Karen Mercedes wrote: > > I also heard both his SAMSON and his OTELLO, and both only go to show how > a singer can affect two different audience members differently.
It's also nowhere near a dramatic voice > in size, and if anything kills his vocal career
I don't necessarily disagree with you in terms of the "fach" of his voice. But like Maria Callas, he's an opera performer who MAKES me not care about the perfection of his vocal technique or the beauty of his tone, or whether his voice is "right" for the role he's chosen to present. When he's onstage, he gives the audience everything he's got. If he bares his chest, it's because he thinks the audience will like it (and I'm not complaining--though his fully clothed Samson/Dalila duet with Denyce Graves was tons more erotic than any of those explicit sex scenes they put in movies nowadays at the drop of a hat).
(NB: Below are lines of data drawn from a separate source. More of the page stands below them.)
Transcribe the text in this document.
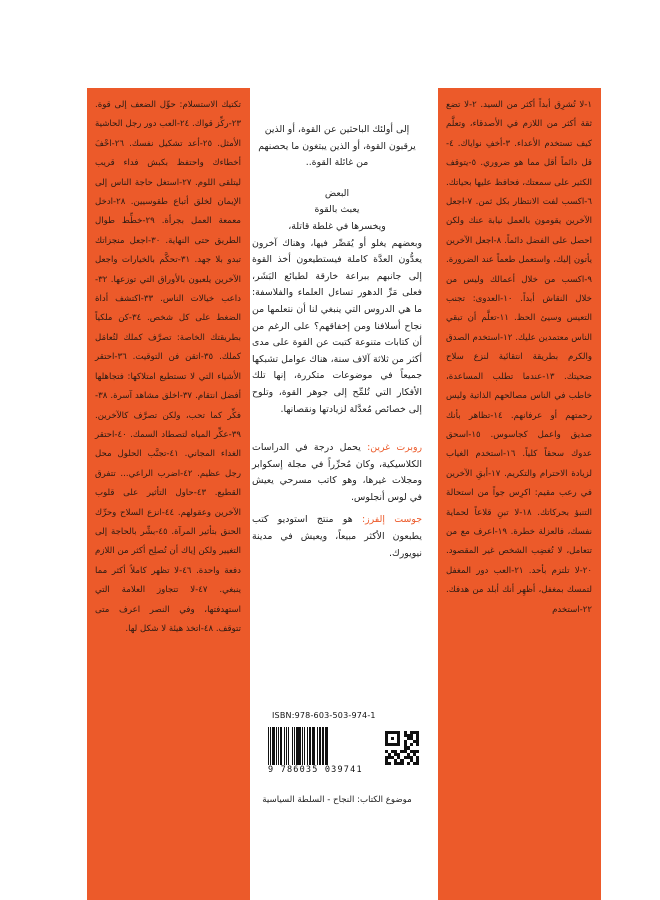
تكتيك الاستسلام: حوِّل الضعف إلى قوة. ٢٣-ركِّز قواك. ٢٤-العب دور رجل الحاشية الأمثل. ٢٥-أعد تشكيل نفسك. ٢٦-احْفَ أخطاءك واحتفظ بكبش فداء قريب ليتلقى اللوم. ٢٧-استغل حاجة الناس إلى الإيمان لخلق أتباع طقوسيين. ٢٨-ادخل معمعة العمل بجرأة. ٢٩-خطِّط طوال الطريق حتى النهاية. ٣٠-اجعل منجزاتك تبدو بلا جهد. ٣١-تحكَّم بالخيارات واجعل الآخرين يلعبون بالأوراق التي توزعها. ٣٢-داعب خيالات الناس. ٣٣-اكتشف أداة الضغط على كل شخص. ٣٤-كن ملكياً بطريقتك الخاصة: تصرَّف كملك لتُعامَل كملك. ٣٥-اتقن فن التوقيت. ٣٦-احتقر الأشياء التي لا تستطيع امتلاكها: فتجاهلها أفضل انتقام. ٣٧-اخلق مشاهد آسرة. ٣٨-فكِّر كما تحب، ولكن تصرَّف كالآخرين. ٣٩-عكِّر المياه لتصطاد السمك. ٤٠-احتقر الغداء المجاني. ٤١-تجنَّب الحلول محل رجل عظيم. ٤٢-اضرب الراعي... تتفرق القطيع. ٤٣-حاول التأثير على قلوب الآخرين وعقولهم. ٤٤-انزع السلاح وحرِّك الحنق بتأثير المرآة. ٤٥-بشِّر بالحاجة إلى التغيير ولكن إياك أن تُصلِح أكثر من اللازم دفعة واحدة. ٤٦-لا تظهر كاملاً أكثر مما ينبغي. ٤٧-لا تتجاوز العلامة التي استهدفتها، وفي النصر اعرف متى تتوقف. ٤٨-اتخذ هيئة لا شكل لها.
١-لا تُشرِق أبداً أكثر من السيد. ٢-لا تضع ثقة أكثر من اللازم في الأصدقاء، وتعلَّم كيف تستخدم الأعداء. ٣-أخفِ نواياك. ٤-قل دائماً أقل مما هو ضروري. ٥-يتوقف الكثير على سمعتك، فحافظ عليها بحياتك. ٦-اكسب لفت الانتظار بكل ثمن. ٧-اجعل الآخرين يقومون بالعمل نيابة عنك ولكن احصل على الفضل دائماً. ٨-اجعل الآخرين يأتون إليك، واستعمل طعماً عند الضرورة. ٩-اكسب من خلال أعمالك وليس من خلال النقاش أبداً. ١٠-العدوى: تجنب التعيس وسيئ الحظ. ١١-تعلَّم أن تبقي الناس معتمدين عليك. ١٢-استخدم الصدق والكرم بطريقة انتقائية لنزع سلاح ضحيتك. ١٣-عندما تطلب المساعدة، خاطب في الناس مصالحهم الذاتية وليس رحمتهم أو عرفانهم. ١٤-تظاهر بأنك صديق واعمل كجاسوس. ١٥-اسحق عدوك سحقاً كلياً. ١٦-استخدم الغياب لزيادة الاحترام والتكريم. ١٧-أبقِ الآخرين في رعب مقيم: اكرِس جواً من استحالة التنبؤ بحركاتك. ١٨-لا تبنِ قلاعاً لحماية نفسك، فالعزلة خطرة. ١٩-اعرف مع من تتعامل، لا تُغضِب الشخص غير المقصود. ٢٠-لا تلتزم بأحد. ٢١-العب دور المغفل لتمسك بمغفل، أظهِر أنك أبلد من هدفك. ٢٢-استخدم

إلى أولئك الباحثين عن القوة، أو الذين يرقبون القوة، أو الذين يبتغون ما يحصنهم من غائلة القوة..

البعض
يعبث بالقوة
ويخسرها في غلطة قاتلة،

وبعضهم يغلو أو يُقصِّر فيها، وهناك آخرون يعدُّون العدَّة كاملة فيستطيعون أخذ القوة إلى جانبهم ببراعة خارقة لطبائع البَشَر، فعلى مَرِّ الدهور تساءل العلماء والفلاسفة: ما هي الدروس التي ينبغي لنا أن نتعلمها من نجاح أسلافنا ومن إخفاقهم؟ على الرغم من أن كتابات متنوعة كتبت عن القوة على مدى أكثر من ثلاثة آلاف سنة، هناك عوامل تشبكها جميعاً في موضوعات متكررة، إنها تلك الأفكار التي تُلمِّح إلى جوهر القوة، وتلوح إلى خصائص مُعدَّلة لزيادتها ونقصانها.

روبرت غرين: يحمل درجة في الدراسات الكلاسيكية، وكان مُحرِّراً في مجلة إسكوابر ومجلات غيرها، وهو كاتب مسرحي يعيش في لوس أنجلوس.

جوست إلفرز: هو منتج استوديو كتب يطبعون الأكثر مبيعاً، ويعيش في مدينة نيويورك.

ISBN:978-603-503-974-1
9 786035 039741
موضوع الكتاب: النجاح - السلطة السياسية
And if his career is shorter for it, as Callas's was, he's taken that risk to give us, the audience, a singular experience. Like Callas, or Pantinkin, I think some folks are put off by the unusual intensity of the performer. I can't say that they, like you, are "wrong" not to like what he has to offer. But I would ask that those folks attempt to at least understand (if not accept for themselves) what the rest of us (and our numbers are legion) see that's unique and valuable, even if it's not their preference in a performer.